30 Mart Cumartesi sabahı, Bağcılar Eğitim Araştırma Hastanesi’nde çalışan bir hemşirenin evinde ölü bulunduğu haberini alan meslektaşları, hastane önünde bir basın açıklaması düzenledi.

Bağcılar EAH’da hemşire olan Sibel Kavil, aynı hastanede güvenlik görevlisi olarak çalışmakta olan erkek arkadaşı Cumali Varan tarafından, 29 Mart Cuma akşamı öldürülmüştü.

Basın açıklaması öncesinde, Bakırköy SES Şubesinden sağlık emekçileri, yapacakları basın açıklamasına çağrı için Bakırköy’de hastaneyi ve yemekhaneleri dolaştılar ve kadın cinayetlerini protesto ettiler.

Saat 12.30’da KESK İstanbul Kadın Meclisi, Bağcılar EAH önünde bir basın açıklaması gerçekleştirdi.
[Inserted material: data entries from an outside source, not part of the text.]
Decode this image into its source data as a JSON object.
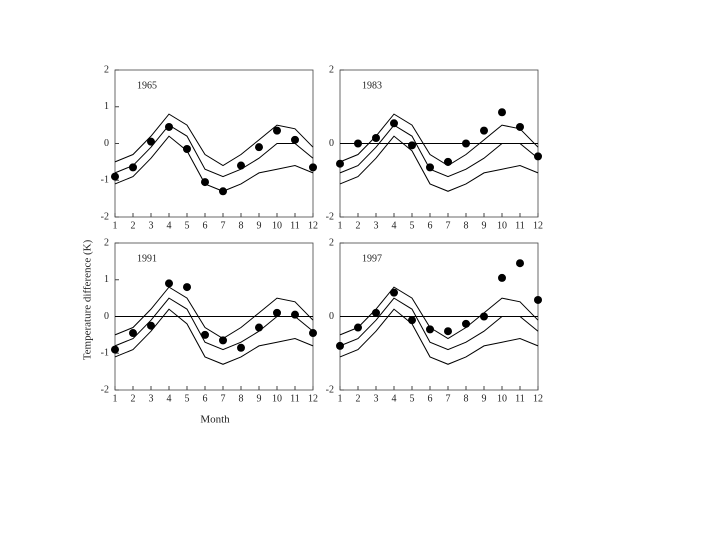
{
  "ylabel": "Temperature difference (K)",
  "xlabel": "Month",
  "chart_data": [
    {
      "type": "line",
      "title": "1965",
      "x": [
        1,
        2,
        3,
        4,
        5,
        6,
        7,
        8,
        9,
        10,
        11,
        12
      ],
      "xlim": [
        1,
        12
      ],
      "xticks": [
        1,
        2,
        3,
        4,
        5,
        6,
        7,
        8,
        9,
        10,
        11,
        12
      ],
      "ylim": [
        -2,
        2
      ],
      "yticks": [
        -2,
        -1,
        0,
        1,
        2
      ],
      "zero_line": false,
      "series": [
        {
          "color": "#000000",
          "values": [
            -0.5,
            -0.3,
            0.2,
            0.8,
            0.5,
            -0.3,
            -0.6,
            -0.3,
            0.1,
            0.5,
            0.4,
            -0.1
          ]
        },
        {
          "color": "#000000",
          "values": [
            -0.8,
            -0.6,
            -0.1,
            0.5,
            0.2,
            -0.7,
            -0.9,
            -0.7,
            -0.4,
            0.0,
            0.0,
            -0.4
          ]
        },
        {
          "color": "#000000",
          "values": [
            -1.1,
            -0.9,
            -0.4,
            0.2,
            -0.2,
            -1.1,
            -1.3,
            -1.1,
            -0.8,
            -0.7,
            -0.6,
            -0.8
          ]
        },
        {
          "color": "#000000",
          "marker": "dot",
          "values": [
            -0.9,
            -0.65,
            0.05,
            0.45,
            -0.15,
            -1.05,
            -1.3,
            -0.6,
            -0.1,
            0.35,
            0.1,
            -0.65
          ]
        }
      ]
    },
    {
      "type": "line",
      "title": "1983",
      "x": [
        1,
        2,
        3,
        4,
        5,
        6,
        7,
        8,
        9,
        10,
        11,
        12
      ],
      "xlim": [
        1,
        12
      ],
      "xticks": [
        1,
        2,
        3,
        4,
        5,
        6,
        7,
        8,
        9,
        10,
        11,
        12
      ],
      "ylim": [
        -2,
        2
      ],
      "yticks": [
        -2,
        0,
        2
      ],
      "zero_line": true,
      "series": [
        {
          "color": "#000000",
          "values": [
            -0.5,
            -0.3,
            0.2,
            0.8,
            0.5,
            -0.3,
            -0.6,
            -0.3,
            0.1,
            0.5,
            0.4,
            -0.1
          ]
        },
        {
          "color": "#000000",
          "values": [
            -0.8,
            -0.6,
            -0.1,
            0.5,
            0.2,
            -0.7,
            -0.9,
            -0.7,
            -0.4,
            0.0,
            0.0,
            -0.4
          ]
        },
        {
          "color": "#000000",
          "values": [
            -1.1,
            -0.9,
            -0.4,
            0.2,
            -0.2,
            -1.1,
            -1.3,
            -1.1,
            -0.8,
            -0.7,
            -0.6,
            -0.8
          ]
        },
        {
          "color": "#000000",
          "marker": "dot",
          "values": [
            -0.55,
            0.0,
            0.15,
            0.55,
            -0.05,
            -0.65,
            -0.5,
            0.0,
            0.35,
            0.85,
            0.45,
            -0.35
          ]
        }
      ]
    },
    {
      "type": "line",
      "title": "1991",
      "x": [
        1,
        2,
        3,
        4,
        5,
        6,
        7,
        8,
        9,
        10,
        11,
        12
      ],
      "xlim": [
        1,
        12
      ],
      "xticks": [
        1,
        2,
        3,
        4,
        5,
        6,
        7,
        8,
        9,
        10,
        11,
        12
      ],
      "ylim": [
        -2,
        2
      ],
      "yticks": [
        -2,
        -1,
        0,
        1,
        2
      ],
      "zero_line": true,
      "series": [
        {
          "color": "#000000",
          "values": [
            -0.5,
            -0.3,
            0.2,
            0.8,
            0.5,
            -0.3,
            -0.6,
            -0.3,
            0.1,
            0.5,
            0.4,
            -0.1
          ]
        },
        {
          "color": "#000000",
          "values": [
            -0.8,
            -0.6,
            -0.1,
            0.5,
            0.2,
            -0.7,
            -0.9,
            -0.7,
            -0.4,
            0.0,
            0.0,
            -0.4
          ]
        },
        {
          "color": "#000000",
          "values": [
            -1.1,
            -0.9,
            -0.4,
            0.2,
            -0.2,
            -1.1,
            -1.3,
            -1.1,
            -0.8,
            -0.7,
            -0.6,
            -0.8
          ]
        },
        {
          "color": "#000000",
          "marker": "dot",
          "values": [
            -0.9,
            -0.45,
            -0.25,
            0.9,
            0.8,
            -0.5,
            -0.65,
            -0.85,
            -0.3,
            0.1,
            0.05,
            -0.45
          ]
        }
      ]
    },
    {
      "type": "line",
      "title": "1997",
      "x": [
        1,
        2,
        3,
        4,
        5,
        6,
        7,
        8,
        9,
        10,
        11,
        12
      ],
      "xlim": [
        1,
        12
      ],
      "xticks": [
        1,
        2,
        3,
        4,
        5,
        6,
        7,
        8,
        9,
        10,
        11,
        12
      ],
      "ylim": [
        -2,
        2
      ],
      "yticks": [
        -2,
        0,
        2
      ],
      "zero_line": true,
      "series": [
        {
          "color": "#000000",
          "values": [
            -0.5,
            -0.3,
            0.2,
            0.8,
            0.5,
            -0.3,
            -0.6,
            -0.3,
            0.1,
            0.5,
            0.4,
            -0.1
          ]
        },
        {
          "color": "#000000",
          "values": [
            -0.8,
            -0.6,
            -0.1,
            0.5,
            0.2,
            -0.7,
            -0.9,
            -0.7,
            -0.4,
            0.0,
            0.0,
            -0.4
          ]
        },
        {
          "color": "#000000",
          "values": [
            -1.1,
            -0.9,
            -0.4,
            0.2,
            -0.2,
            -1.1,
            -1.3,
            -1.1,
            -0.8,
            -0.7,
            -0.6,
            -0.8
          ]
        },
        {
          "color": "#000000",
          "marker": "dot",
          "values": [
            -0.8,
            -0.3,
            0.1,
            0.65,
            -0.1,
            -0.35,
            -0.4,
            -0.2,
            0.0,
            1.05,
            1.45,
            0.45
          ]
        }
      ]
    }
  ]
}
Eylemde SES Bakırköy Şube Eşbaşkanı Nezahat Özen Altınsoy bir konuşma yaptı, kadın cinayetlerinin politik olduğunu söyledi. Ardından basın açıklamasını okuyan SES Anadolu Şube Kadın Sekreteri Sevgi Mersin, “Cezasızlık politikası bir kadın arkadaşımızı daha aramızdan aldı. İki gün önce bu hastanede çalışan sağlık emekçisi arkadaşımız Sibel Kavil, yine bu hastanede çalışan güvenlik görevlisi Cumali Varan tarafından katledilmiştir.” dedi.
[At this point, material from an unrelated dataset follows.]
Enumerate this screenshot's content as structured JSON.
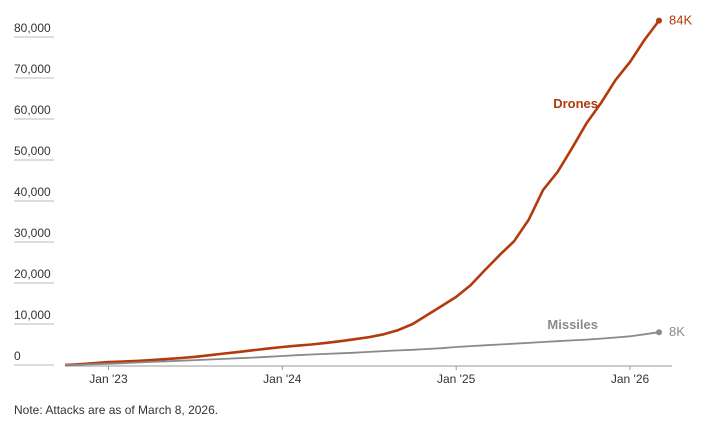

Kadınların her gün işte, sokakta, evde, tanıdığı/tanımadığı erkekler tarafından şiddete uğradığı, öldürüldüğü söylenerek, “Toplumsal cinsiyet eşitsizliğinin en ağır sonuçlarından biri olan kadına yönelik şiddet, ülkemizde gün geçtikçe kadınların yaşamını daha fazla kuşatma altına alıyor. Devlete önleme, koruma ve etkili soruşturma sorumluluğu yükleyen İstanbul Sözleşmesi’nin feshiyle erkek eğemen zihniyetin hakim kılınması, sistematik erkek şiddetini daha da tırmandırıyor.” denildi.

“Kadın katliamlarına varan kadın cinayetlerinin en önemli nedenlerinden biri, koruyucu ve önleyici tedbirleri hayata geçirme yükümlülüğü bulunan iktidarın sorumluluklarını yerine getirmemesidir. Siyasi iktidar kadınların ve toplumun tüm haklı itiraz ve protestolarına rağmen İstanbul Sözlemesinin feshedilmesi başta olmak üzere kadın erkek eşitsizliğini savunan, erkek şiddetini ve ayrımcılığı derinleştiren politikalarla birbiri ardına yaşanan kadın cinayetlerine zemin yaratmaktadır.” diyen kadınlar, erkek şiddetinin yargılanmalarında izlenen cezasızlık politikasının, faillere yönelik iyi hal ve haksız tahrik indirimlerinin kadın cinayetlerinin artmasında rol oynadığını; Bu ülkede kadına yönelik şiddet faillerinin cezalandırılmadığını ve her bir cezasızlık haberinin bir sonraki potansiyel faili cesaretlendirdiğini dile getirdi.

Kadın Meclisi’nin açıklaması, “Bir kadını, bir çalışma arkadaşımızı daha kaybetmeye sabrımız yok.

Bizler biliyoruz ki kadın cinayetleri politiktir. Kadına yönelik her türlü şiddete karşı ve bu şiddet mekanizmalarını kırmak için KESK İstanbul Kadın Meclisi olarak mücadele ediyoruz ve etmeye devam edeceğiz. Yaşasın Kadın Dayanışması” denilerek sloganlarla son buldu.